CNT FETs with Schottky contacts are easier to fabricate than those with ohmic contacts. In these transistors, the gate voltage controls the thickness of the barrier, and the drain voltage can lower the barrier height at the drain electrode. Quantum tunneling of the electrons through the barrier should also be taken into account here. In order to understand the charge conduction in Schottky barrier CNT FETs, we need to study the band schemes under different bias conditions (Fig 2):
- the net current is a result of electrons tunneling from the source and holes tunneling from the drain
- ON-state: electrons tunneling from the source
- OFF-state: holes tunneling from the drain
Thus, the Schottky barrier CNT FET is effectively an ambipolar transistor, since the ON electron current is opposed by an OFF hole current, which flows at values smaller than the critical gate voltage value.
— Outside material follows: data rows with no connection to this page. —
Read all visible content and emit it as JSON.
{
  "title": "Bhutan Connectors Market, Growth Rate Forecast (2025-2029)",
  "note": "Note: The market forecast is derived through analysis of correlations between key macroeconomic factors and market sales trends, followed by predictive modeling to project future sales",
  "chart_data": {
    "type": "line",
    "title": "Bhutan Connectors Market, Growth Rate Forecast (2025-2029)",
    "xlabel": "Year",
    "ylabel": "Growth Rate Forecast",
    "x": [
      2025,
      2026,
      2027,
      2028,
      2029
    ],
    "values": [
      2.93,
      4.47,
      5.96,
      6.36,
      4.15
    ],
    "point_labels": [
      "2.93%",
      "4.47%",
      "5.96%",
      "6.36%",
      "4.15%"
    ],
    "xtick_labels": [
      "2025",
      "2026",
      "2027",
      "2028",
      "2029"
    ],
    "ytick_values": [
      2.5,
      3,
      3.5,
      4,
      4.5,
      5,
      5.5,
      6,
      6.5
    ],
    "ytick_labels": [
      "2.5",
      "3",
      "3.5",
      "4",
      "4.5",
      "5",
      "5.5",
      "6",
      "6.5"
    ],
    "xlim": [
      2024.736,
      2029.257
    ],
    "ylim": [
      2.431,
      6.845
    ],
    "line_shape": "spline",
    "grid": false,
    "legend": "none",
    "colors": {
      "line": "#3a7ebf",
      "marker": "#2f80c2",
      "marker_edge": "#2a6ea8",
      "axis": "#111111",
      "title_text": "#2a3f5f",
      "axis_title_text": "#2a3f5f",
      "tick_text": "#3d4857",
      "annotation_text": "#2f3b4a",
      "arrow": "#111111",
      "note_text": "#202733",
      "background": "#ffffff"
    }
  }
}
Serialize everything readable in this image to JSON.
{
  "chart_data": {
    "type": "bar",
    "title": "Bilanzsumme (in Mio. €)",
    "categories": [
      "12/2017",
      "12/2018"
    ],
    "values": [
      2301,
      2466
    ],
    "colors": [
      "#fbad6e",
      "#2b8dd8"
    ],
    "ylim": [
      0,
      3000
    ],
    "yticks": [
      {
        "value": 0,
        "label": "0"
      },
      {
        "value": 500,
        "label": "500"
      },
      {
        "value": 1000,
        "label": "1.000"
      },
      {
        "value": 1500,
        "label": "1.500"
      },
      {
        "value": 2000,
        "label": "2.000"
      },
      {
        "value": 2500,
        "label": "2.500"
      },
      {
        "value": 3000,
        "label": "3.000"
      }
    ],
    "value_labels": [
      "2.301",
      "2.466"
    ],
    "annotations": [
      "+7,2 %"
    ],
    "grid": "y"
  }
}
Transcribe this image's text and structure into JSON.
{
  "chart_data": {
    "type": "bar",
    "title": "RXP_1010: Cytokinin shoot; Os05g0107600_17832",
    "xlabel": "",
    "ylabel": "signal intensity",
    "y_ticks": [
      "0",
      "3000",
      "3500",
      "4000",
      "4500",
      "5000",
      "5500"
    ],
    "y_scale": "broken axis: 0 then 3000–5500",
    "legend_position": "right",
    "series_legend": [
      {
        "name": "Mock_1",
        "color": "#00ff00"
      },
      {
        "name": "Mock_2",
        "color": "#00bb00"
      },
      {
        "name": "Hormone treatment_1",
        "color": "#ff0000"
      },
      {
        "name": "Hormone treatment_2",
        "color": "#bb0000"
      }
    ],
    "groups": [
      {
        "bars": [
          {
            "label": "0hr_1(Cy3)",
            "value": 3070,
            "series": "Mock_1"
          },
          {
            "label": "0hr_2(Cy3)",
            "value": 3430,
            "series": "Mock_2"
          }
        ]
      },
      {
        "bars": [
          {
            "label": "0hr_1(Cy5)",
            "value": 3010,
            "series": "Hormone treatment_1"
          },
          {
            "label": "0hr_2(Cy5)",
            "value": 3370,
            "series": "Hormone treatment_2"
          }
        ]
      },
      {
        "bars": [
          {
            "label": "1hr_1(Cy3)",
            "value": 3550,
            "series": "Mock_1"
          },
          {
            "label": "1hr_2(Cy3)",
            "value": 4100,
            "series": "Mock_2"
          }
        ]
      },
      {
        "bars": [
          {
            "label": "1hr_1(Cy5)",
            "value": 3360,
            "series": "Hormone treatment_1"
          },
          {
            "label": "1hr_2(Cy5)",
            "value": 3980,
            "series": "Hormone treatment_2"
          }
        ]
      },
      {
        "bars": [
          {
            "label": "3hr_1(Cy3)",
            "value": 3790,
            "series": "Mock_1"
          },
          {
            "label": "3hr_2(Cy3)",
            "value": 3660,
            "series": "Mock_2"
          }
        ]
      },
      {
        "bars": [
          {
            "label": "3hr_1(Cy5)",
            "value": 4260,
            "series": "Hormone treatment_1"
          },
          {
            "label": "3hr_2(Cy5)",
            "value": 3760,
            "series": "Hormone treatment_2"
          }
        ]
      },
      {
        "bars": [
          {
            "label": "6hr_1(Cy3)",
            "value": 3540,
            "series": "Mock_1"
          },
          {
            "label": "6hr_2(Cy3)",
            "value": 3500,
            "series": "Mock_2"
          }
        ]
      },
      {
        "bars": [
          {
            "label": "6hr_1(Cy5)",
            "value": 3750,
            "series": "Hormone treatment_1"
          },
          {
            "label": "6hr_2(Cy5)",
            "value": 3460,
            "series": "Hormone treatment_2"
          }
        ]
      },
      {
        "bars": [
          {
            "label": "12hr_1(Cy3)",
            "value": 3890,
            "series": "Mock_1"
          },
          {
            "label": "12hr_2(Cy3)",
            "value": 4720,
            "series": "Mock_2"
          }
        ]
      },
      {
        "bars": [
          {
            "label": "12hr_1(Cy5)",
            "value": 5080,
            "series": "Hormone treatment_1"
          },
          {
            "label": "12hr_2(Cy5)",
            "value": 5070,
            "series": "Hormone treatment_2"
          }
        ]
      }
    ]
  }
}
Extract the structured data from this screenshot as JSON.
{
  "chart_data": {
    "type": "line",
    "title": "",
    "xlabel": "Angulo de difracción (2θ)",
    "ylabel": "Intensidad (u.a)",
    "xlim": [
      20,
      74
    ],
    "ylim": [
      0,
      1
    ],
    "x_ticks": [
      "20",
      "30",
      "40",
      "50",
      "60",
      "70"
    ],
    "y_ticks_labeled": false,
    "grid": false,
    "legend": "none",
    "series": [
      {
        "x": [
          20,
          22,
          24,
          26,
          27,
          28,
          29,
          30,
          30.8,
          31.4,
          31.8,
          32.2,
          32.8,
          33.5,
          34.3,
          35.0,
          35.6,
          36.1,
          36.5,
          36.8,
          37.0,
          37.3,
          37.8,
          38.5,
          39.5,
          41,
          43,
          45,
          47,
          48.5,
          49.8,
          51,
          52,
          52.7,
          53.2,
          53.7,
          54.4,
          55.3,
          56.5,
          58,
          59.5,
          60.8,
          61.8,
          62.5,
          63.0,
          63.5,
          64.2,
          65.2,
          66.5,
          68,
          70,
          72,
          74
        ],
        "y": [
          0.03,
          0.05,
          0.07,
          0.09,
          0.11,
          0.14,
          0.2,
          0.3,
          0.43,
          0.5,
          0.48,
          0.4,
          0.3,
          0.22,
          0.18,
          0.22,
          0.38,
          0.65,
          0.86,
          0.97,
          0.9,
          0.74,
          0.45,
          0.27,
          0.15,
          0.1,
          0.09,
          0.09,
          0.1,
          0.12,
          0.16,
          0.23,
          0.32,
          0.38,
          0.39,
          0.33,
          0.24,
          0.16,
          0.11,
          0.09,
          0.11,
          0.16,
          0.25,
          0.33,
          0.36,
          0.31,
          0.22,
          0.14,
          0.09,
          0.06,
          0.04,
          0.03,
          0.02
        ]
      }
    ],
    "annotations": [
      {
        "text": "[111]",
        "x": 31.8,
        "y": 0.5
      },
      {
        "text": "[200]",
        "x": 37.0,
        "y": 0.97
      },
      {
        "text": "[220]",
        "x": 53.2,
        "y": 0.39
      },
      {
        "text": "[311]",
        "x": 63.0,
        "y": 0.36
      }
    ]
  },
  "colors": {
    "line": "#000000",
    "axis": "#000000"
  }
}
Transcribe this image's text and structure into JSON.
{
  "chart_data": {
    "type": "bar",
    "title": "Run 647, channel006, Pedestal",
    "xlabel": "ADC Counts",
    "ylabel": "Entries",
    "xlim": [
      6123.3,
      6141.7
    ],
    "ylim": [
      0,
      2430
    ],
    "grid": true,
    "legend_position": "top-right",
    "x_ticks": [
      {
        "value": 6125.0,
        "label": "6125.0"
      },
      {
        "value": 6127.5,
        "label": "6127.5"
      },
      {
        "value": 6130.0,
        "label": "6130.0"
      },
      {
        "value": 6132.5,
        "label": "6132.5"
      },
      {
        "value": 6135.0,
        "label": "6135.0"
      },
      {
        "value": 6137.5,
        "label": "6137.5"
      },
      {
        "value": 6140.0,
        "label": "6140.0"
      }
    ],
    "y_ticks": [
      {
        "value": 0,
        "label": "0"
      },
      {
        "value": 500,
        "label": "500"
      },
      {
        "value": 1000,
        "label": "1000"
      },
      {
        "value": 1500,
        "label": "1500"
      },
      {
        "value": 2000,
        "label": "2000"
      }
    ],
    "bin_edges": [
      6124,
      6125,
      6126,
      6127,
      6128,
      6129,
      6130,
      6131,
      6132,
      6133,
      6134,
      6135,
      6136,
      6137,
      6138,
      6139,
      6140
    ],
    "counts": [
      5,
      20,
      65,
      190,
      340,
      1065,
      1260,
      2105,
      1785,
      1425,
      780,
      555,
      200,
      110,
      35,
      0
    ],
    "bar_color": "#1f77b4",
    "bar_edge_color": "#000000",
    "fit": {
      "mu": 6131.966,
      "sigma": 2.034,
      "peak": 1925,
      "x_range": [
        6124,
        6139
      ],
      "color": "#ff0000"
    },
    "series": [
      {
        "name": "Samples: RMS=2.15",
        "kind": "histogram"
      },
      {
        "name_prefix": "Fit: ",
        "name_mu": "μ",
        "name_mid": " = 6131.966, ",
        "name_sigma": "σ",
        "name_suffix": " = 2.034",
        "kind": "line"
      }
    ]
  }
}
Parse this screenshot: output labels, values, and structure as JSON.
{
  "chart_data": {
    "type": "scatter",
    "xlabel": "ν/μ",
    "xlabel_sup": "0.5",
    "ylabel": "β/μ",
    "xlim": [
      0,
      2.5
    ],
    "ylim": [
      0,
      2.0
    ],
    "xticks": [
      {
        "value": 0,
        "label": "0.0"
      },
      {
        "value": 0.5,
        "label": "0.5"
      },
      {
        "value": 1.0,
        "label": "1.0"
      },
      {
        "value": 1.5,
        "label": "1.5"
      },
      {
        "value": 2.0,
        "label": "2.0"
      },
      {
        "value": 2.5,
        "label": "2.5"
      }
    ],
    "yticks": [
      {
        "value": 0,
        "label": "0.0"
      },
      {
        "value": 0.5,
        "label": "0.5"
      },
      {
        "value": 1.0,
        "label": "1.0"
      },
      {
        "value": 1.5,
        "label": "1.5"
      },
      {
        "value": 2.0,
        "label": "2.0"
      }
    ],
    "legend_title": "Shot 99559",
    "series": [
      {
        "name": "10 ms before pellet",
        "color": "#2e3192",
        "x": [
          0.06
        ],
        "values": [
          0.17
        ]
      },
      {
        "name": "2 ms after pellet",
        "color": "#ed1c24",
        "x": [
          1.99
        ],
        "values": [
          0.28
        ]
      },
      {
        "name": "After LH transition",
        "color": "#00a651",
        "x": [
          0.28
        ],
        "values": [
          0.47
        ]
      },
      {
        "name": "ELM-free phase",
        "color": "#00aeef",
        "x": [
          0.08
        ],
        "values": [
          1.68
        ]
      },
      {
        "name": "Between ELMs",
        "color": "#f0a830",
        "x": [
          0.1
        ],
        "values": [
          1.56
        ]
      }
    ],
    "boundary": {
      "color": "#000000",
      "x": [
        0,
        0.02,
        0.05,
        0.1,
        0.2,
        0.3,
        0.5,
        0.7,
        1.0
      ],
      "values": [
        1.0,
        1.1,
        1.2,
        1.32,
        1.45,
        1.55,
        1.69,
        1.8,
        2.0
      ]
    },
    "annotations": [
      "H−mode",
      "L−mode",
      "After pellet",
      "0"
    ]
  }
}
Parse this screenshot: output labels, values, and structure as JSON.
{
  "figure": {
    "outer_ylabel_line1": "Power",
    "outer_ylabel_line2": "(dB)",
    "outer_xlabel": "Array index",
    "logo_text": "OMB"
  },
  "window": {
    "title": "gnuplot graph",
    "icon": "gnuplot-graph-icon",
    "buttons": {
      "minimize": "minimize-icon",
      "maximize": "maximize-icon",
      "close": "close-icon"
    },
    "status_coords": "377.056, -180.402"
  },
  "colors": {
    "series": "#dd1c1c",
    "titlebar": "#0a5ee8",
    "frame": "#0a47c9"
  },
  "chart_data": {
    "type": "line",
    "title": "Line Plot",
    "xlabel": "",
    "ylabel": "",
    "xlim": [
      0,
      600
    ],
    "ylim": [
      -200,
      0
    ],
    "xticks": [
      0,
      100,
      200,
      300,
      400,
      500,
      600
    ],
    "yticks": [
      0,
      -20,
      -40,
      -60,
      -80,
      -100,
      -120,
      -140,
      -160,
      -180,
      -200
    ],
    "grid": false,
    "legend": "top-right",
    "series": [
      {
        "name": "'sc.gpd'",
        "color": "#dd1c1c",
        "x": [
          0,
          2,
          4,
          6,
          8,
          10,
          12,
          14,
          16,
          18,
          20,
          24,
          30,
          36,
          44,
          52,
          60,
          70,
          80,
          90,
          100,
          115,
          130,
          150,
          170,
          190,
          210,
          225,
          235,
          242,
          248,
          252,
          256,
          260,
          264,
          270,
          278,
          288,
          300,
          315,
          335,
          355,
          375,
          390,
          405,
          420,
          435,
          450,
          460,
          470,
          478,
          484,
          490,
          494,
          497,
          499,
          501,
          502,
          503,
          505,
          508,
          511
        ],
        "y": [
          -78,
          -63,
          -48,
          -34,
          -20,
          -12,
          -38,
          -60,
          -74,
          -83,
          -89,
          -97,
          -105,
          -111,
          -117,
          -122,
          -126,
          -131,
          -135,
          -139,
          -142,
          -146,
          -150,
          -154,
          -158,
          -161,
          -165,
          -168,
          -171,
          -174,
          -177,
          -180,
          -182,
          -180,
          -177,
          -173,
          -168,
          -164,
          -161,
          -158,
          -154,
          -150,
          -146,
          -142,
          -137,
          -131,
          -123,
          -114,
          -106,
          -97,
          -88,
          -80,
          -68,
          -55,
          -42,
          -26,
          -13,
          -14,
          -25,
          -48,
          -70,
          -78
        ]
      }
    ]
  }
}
From the band diagrams, one can deduce the $I_d - V_g$ characteristics of the Schottky CNT FETs. Starting at the OFF state, there is hole current, which gradually decreases as the gate voltage is increased until it is opposed with equal strength by the electron current coming from the source. Above the critical gate voltage in the ON state, the electron current prevails and reaches a maximum at $V_g=V_d$ and the $I-V$ curve will roughly have a V-shape.